Bush made the assertion in a signing statement that he issued late Monday after signing the National Defense Authorization Act for 2008. In the signing statement, Bush asserted that four sections of the bill unconstitutionally infringe on his powers, and so the executive branch is not bound to obey them.
"Provisions of the act . . . purport to impose requirements that could inhibit the president's ability to carry out his constitutional obligations to take care that the laws be faithfully executed, to protect national security, to supervise the executive branch, and to execute his authority as commander in chief," Bush said. "The executive branch shall construe such provisions in a manner consistent with the constitutional authority of the President."

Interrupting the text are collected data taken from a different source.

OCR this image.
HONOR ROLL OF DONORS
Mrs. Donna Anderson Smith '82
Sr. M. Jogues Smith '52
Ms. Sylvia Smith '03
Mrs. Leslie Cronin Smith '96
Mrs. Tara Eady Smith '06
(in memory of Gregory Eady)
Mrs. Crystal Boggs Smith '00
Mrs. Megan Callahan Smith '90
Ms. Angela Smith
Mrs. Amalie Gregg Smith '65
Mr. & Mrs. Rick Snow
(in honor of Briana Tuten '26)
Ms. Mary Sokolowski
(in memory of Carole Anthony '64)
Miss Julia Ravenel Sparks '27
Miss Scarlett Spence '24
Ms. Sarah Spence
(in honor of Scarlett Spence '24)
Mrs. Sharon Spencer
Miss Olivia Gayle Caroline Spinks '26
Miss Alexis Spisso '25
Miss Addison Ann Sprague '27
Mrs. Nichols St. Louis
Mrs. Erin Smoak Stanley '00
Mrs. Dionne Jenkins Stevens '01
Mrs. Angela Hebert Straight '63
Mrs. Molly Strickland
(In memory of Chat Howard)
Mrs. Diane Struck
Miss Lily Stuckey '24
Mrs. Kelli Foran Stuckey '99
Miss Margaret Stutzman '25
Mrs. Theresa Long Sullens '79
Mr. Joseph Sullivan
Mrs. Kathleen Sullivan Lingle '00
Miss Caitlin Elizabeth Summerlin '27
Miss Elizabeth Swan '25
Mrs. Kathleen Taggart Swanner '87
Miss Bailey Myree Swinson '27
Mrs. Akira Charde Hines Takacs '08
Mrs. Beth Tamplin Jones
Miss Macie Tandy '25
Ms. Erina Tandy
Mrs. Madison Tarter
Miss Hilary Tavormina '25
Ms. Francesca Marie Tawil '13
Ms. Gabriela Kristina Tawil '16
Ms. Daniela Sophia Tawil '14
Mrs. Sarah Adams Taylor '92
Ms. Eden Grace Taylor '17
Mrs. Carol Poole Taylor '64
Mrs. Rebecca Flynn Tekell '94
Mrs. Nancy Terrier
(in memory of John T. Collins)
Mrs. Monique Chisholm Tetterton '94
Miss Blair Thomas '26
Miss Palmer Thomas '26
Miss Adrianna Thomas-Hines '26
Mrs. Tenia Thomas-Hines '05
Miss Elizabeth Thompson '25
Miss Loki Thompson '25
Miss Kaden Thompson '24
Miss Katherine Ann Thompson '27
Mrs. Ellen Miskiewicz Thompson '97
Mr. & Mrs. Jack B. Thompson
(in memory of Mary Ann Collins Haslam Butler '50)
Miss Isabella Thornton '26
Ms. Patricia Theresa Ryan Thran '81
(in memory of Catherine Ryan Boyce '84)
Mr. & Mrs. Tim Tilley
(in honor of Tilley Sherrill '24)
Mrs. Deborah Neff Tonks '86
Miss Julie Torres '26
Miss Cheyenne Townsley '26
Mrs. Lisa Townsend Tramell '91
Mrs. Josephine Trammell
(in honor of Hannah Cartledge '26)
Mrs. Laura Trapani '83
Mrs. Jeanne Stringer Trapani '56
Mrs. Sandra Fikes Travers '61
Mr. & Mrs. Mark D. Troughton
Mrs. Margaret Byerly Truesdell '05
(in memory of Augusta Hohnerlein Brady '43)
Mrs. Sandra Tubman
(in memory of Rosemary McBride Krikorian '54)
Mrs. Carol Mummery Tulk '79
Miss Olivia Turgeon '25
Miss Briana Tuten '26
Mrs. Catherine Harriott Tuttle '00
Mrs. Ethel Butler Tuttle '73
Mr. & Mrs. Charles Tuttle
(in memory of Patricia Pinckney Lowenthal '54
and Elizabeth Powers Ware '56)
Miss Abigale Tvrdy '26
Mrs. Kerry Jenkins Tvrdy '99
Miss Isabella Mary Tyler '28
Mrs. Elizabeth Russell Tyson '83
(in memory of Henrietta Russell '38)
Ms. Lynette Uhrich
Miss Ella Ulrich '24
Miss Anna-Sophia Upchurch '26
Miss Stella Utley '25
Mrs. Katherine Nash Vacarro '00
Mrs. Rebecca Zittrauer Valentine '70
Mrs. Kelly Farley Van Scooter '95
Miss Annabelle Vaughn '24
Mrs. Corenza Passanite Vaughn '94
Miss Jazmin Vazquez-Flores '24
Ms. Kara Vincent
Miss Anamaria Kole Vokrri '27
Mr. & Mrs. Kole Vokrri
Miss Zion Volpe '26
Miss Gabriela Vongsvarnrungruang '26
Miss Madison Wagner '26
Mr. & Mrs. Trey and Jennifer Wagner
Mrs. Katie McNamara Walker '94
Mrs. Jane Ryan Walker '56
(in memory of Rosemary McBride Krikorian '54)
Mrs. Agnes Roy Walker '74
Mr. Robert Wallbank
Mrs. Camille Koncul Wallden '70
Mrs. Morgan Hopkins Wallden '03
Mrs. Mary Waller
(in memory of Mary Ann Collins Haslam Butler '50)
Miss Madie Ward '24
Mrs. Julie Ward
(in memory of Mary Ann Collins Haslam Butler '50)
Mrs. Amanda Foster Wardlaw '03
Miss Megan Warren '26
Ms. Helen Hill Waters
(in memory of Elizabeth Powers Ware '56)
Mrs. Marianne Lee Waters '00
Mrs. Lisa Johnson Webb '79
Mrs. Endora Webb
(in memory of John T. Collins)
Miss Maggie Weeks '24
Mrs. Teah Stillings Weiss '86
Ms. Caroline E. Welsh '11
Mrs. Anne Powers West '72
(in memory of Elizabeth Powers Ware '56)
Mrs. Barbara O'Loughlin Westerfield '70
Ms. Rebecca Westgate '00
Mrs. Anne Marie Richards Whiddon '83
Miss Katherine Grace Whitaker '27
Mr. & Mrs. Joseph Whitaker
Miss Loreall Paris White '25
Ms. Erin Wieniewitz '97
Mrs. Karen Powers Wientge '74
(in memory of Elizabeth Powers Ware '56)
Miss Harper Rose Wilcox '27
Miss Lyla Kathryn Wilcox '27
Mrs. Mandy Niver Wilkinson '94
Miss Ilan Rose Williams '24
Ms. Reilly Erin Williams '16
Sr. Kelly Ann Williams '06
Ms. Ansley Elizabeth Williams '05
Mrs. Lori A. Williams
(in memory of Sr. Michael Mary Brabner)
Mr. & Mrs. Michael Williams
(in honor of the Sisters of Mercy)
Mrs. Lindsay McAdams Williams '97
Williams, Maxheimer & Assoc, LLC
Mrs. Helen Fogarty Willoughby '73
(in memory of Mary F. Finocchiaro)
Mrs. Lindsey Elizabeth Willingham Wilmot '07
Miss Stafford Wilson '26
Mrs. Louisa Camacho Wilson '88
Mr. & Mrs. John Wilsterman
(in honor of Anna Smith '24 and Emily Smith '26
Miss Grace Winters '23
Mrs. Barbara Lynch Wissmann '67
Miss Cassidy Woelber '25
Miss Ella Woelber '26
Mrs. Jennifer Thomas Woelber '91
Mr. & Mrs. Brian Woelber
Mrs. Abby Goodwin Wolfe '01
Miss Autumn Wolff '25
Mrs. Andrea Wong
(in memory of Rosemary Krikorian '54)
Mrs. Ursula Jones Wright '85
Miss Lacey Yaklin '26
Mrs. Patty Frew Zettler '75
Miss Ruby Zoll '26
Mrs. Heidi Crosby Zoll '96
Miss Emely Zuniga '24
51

One section Bush targeted created a statute that forbids spending taxpayer money "to establish any military installation or base for the purpose of providing for the permanent stationing of United States Armed Forces in Iraq" or "to exercise United States control of the oil resources of Iraq."

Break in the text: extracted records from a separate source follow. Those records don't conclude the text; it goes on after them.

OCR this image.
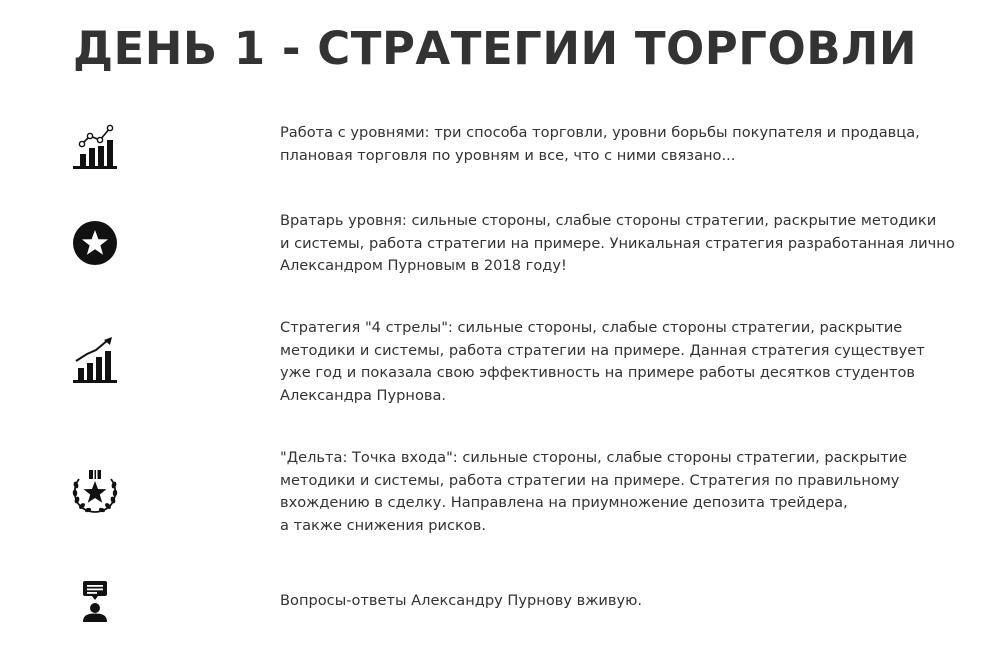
ДЕНЬ 1 - СТРАТЕГИИ ТОРГОВЛИ

Работа с уровнями: три способа торговли, уровни борьбы покупателя и продавца,
плановая торговля по уровням и все, что с ними связано...

Вратарь уровня: сильные стороны, слабые стороны стратегии, раскрытие методики
и системы, работа стратегии на примере. Уникальная стратегия разработанная лично
Александром Пурновым в 2018 году!

Стратегия "4 стрелы": сильные стороны, слабые стороны стратегии, раскрытие
методики и системы, работа стратегии на примере. Данная стратегия существует
уже год и показала свою эффективность на примере работы десятков студентов
Александра Пурнова.

"Дельта: Точка входа": сильные стороны, слабые стороны стратегии, раскрытие
методики и системы, работа стратегии на примере. Стратегия по правильному
вхождению в сделку. Направлена на приумножение депозита трейдера,
а также снижения рисков.

Вопросы-ответы Александру Пурнову вживую.
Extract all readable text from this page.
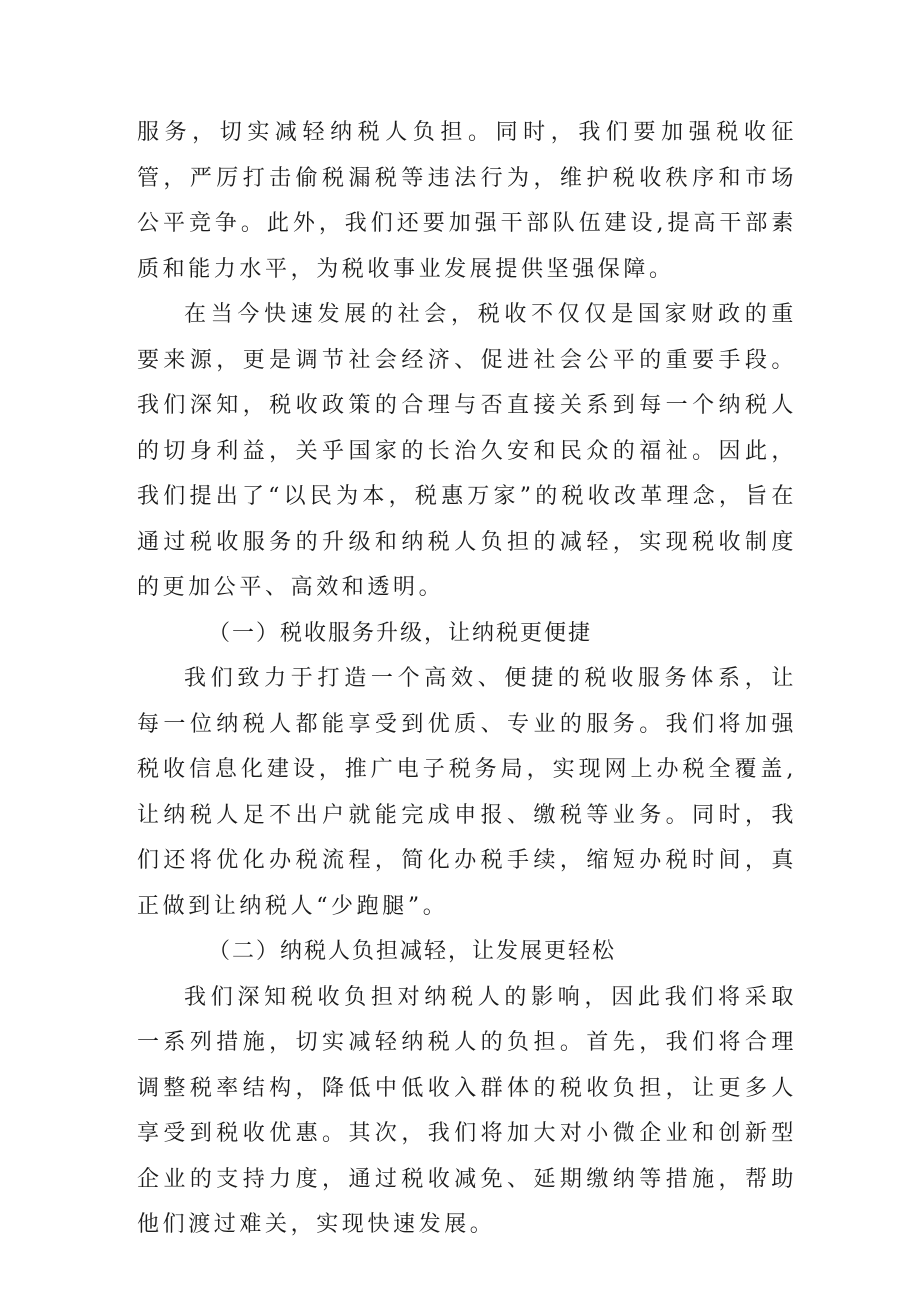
服务，切实减轻纳税人负担。同时，我们要加强税收征管，严厉打击偷税漏税等违法行为，维护税收秩序和市场公平竞争。此外，我们还要加强干部队伍建设,提高干部素质和能力水平，为税收事业发展提供坚强保障。

在当今快速发展的社会，税收不仅仅是国家财政的重要来源，更是调节社会经济、促进社会公平的重要手段。我们深知，税收政策的合理与否直接关系到每一个纳税人的切身利益，关乎国家的长治久安和民众的福祉。因此，我们提出了“以民为本，税惠万家”的税收改革理念，旨在通过税收服务的升级和纳税人负担的减轻，实现税收制度的更加公平、高效和透明。

（一）税收服务升级，让纳税更便捷

我们致力于打造一个高效、便捷的税收服务体系，让每一位纳税人都能享受到优质、专业的服务。我们将加强税收信息化建设，推广电子税务局，实现网上办税全覆盖,让纳税人足不出户就能完成申报、缴税等业务。同时，我们还将优化办税流程，简化办税手续，缩短办税时间，真正做到让纳税人“少跑腿”。

（二）纳税人负担减轻，让发展更轻松

我们深知税收负担对纳税人的影响，因此我们将采取一系列措施，切实减轻纳税人的负担。首先，我们将合理调整税率结构，降低中低收入群体的税收负担，让更多人享受到税收优惠。其次，我们将加大对小微企业和创新型企业的支持力度，通过税收减免、延期缴纳等措施，帮助他们渡过难关，实现快速发展。
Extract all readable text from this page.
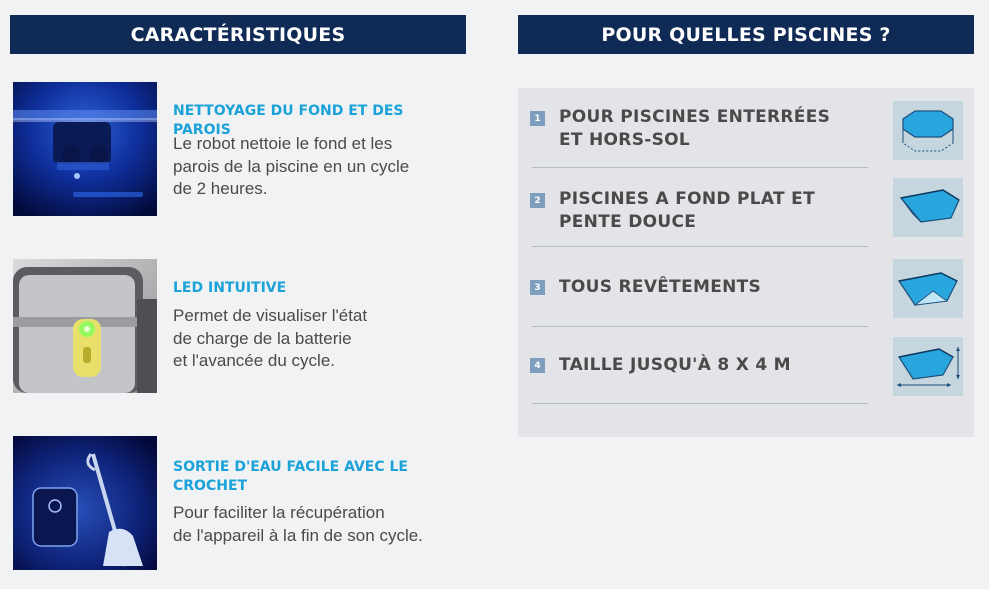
CARACTÉRISTIQUES	POUR QUELLES PISCINES ?
NETTOYAGE DU FOND ET DES PAROIS
Le robot nettoie le fond et les
parois de la piscine en un cycle
de 2 heures.
LED INTUITIVE
Permet de visualiser l'état
de charge de la batterie
et l'avancée du cycle.
SORTIE D'EAU FACILE AVEC LE CROCHET
Pour faciliter la récupération
de l'appareil à la fin de son cycle.
1 POUR PISCINES ENTERRÉES
ET HORS-SOL
2 PISCINES A FOND PLAT ET
PENTE DOUCE
3 TOUS REVÊTEMENTS
4 TAILLE JUSQU'À 8 X 4 M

That third paragraph is the mother-lode of the chutzpah in this story. It is also a sobering reminder that, while the text of the President's Oath of Office talks about preserving, protecting, and defending the Constitution of the United States, is says nothing about reading that document! Fortunately, on his own blog Kleiman has saved me the trouble of unpacking the text of the Constitution in this particular matter, applying my favorite strategy of citing chapter and verse. (With all of his professions of faith, you would think that Bush can do this sort of thing with his Bible; why can't he do it with the Constitution? My guess is that those professions of faith have little, if anything, to do with the Bible but are grounded, instead, on his direct communion with his God. This means he is not obliged to read anything, even his Bible!)
Of course we have been aware of the Presidential preference for signing statements for some time, so we knew that one of these would land him a chutzpah award sooner or later. If there is any good news about this, it is that the general public is more aware of signing statements than they ever were under any previous administration. This led Savage to close up his story with two interesting paragraphs. The first is a positive consequence of this increased awareness:
In 2006, the American Bar Association condemned signing statements as "contrary to the rule of law and our constitutional separation of powers."

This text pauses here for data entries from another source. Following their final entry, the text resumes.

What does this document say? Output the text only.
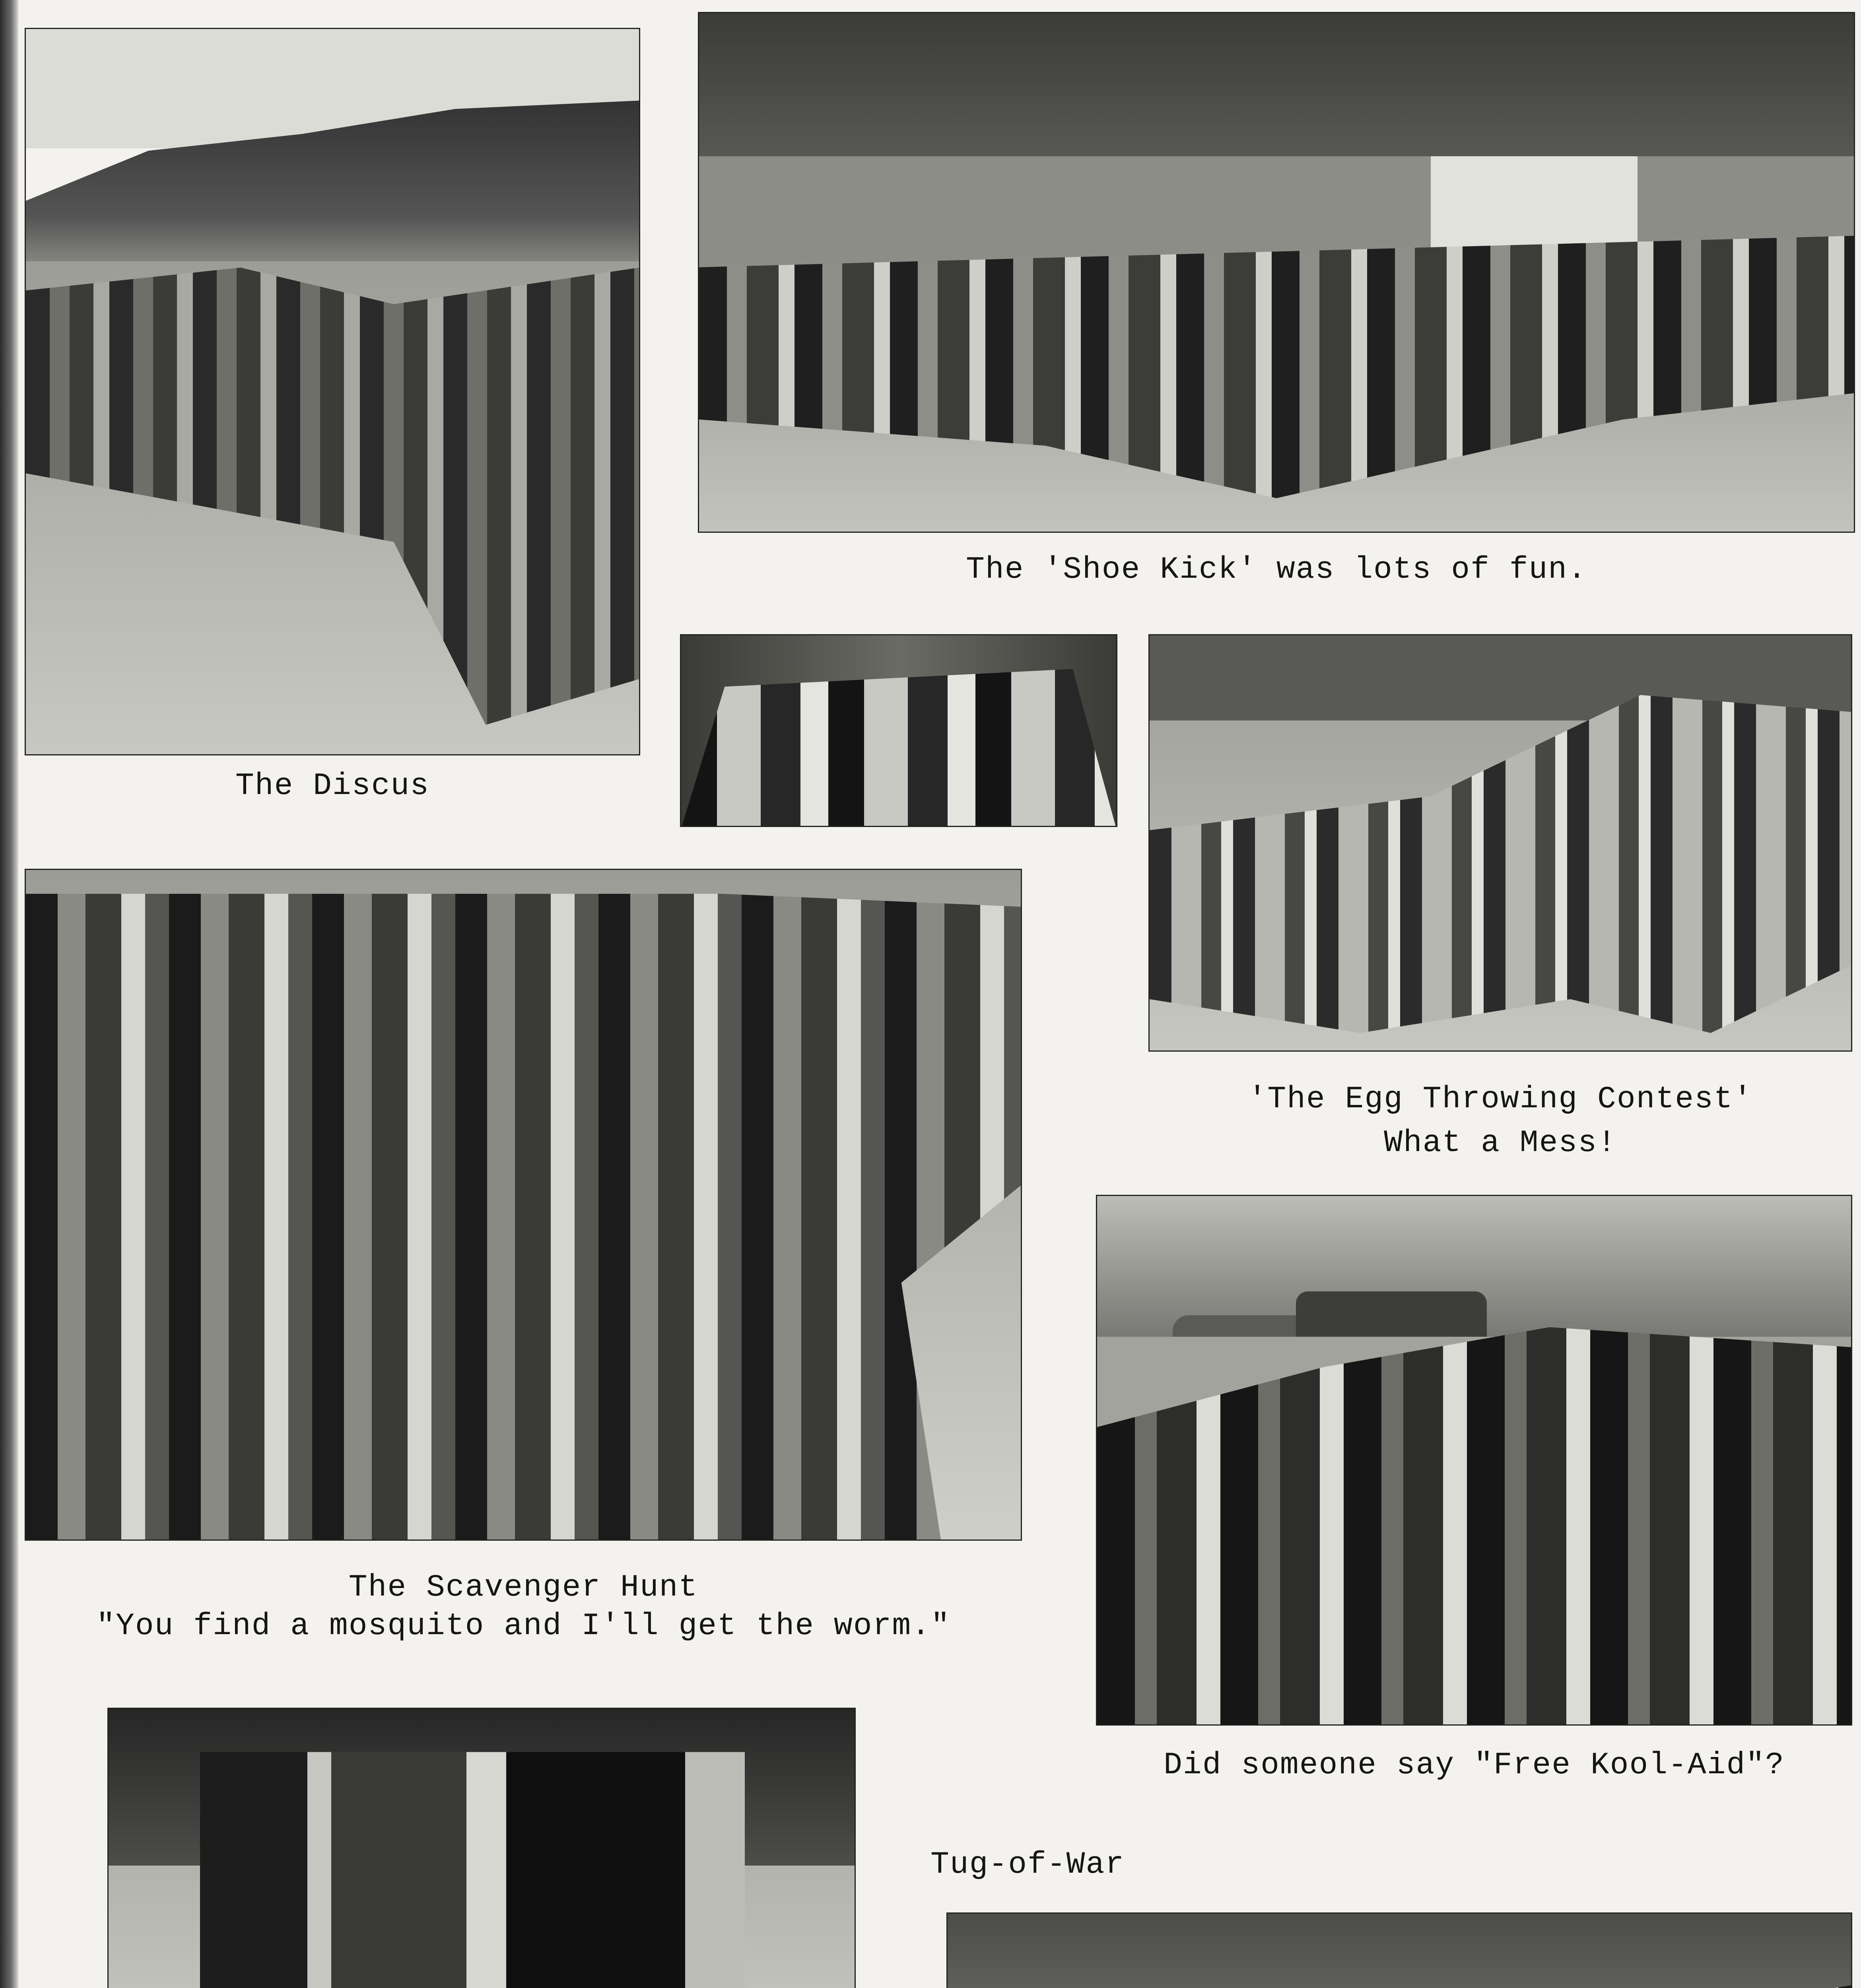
The 'Shoe Kick' was lots of fun.
The Discus
'The Egg Throwing Contest'
What a Mess!
The Scavenger Hunt
"You find a mosquito and I'll get the worm."
Did someone say "Free Kool-Aid"?
Tug-of-War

The second involves another positive consequence, which is that the awareness has trickled into the current race for the White House:
Among the presidential candidates, Mitt Romney, Hillary Clinton, and Barack Obama have said they would issue signing statements if elected. John McCain said he would not.
I find this particularly interesting, since the media like to jump on McCain whenever he starts talking about war. After his failed rendition of "Barbara Ann" made him look like a clown, the general tendency has shifted to portraying him as a bloodthirsty warlord. Yet here he is, the only one of the "four survivors" willing to declare that he does not want to get his way by slipping through legal loopholes. Perhaps he sincerely saw his military service as an act of defending that Constitution, and perhaps he sees his service in the Senate in exactly the same light. I still believe that the first step in getting out of a mess is to understand clearly how you got into it in the first place; and just maybe McCain has a leg up on that first step compared to the other three contenders not yet "voted off the island."
1 comment:
What a different country we might have today if we saw a race between Bill Bradley and John McCain in 2000.
I think I may vote for Obama in the primaries, but I still refuse to vote for a Demopublican in general elections. The two-party system functions too much like a Soviet one-party system for my tastes.
As for Bush, I get this sick feeling whenever I think about him walking around free and clear three years from now, getting paid to give speeches, and watching all these opportunists and entreprenurial bureaucrats going hogwild building castles with the scattered remnants of our democracy, as if these remnants were Lego blocks.
Seriously, who are these people who work with and around the Unitary Executive and Fourth Branch of Government Cheney who go along with this rule by decree?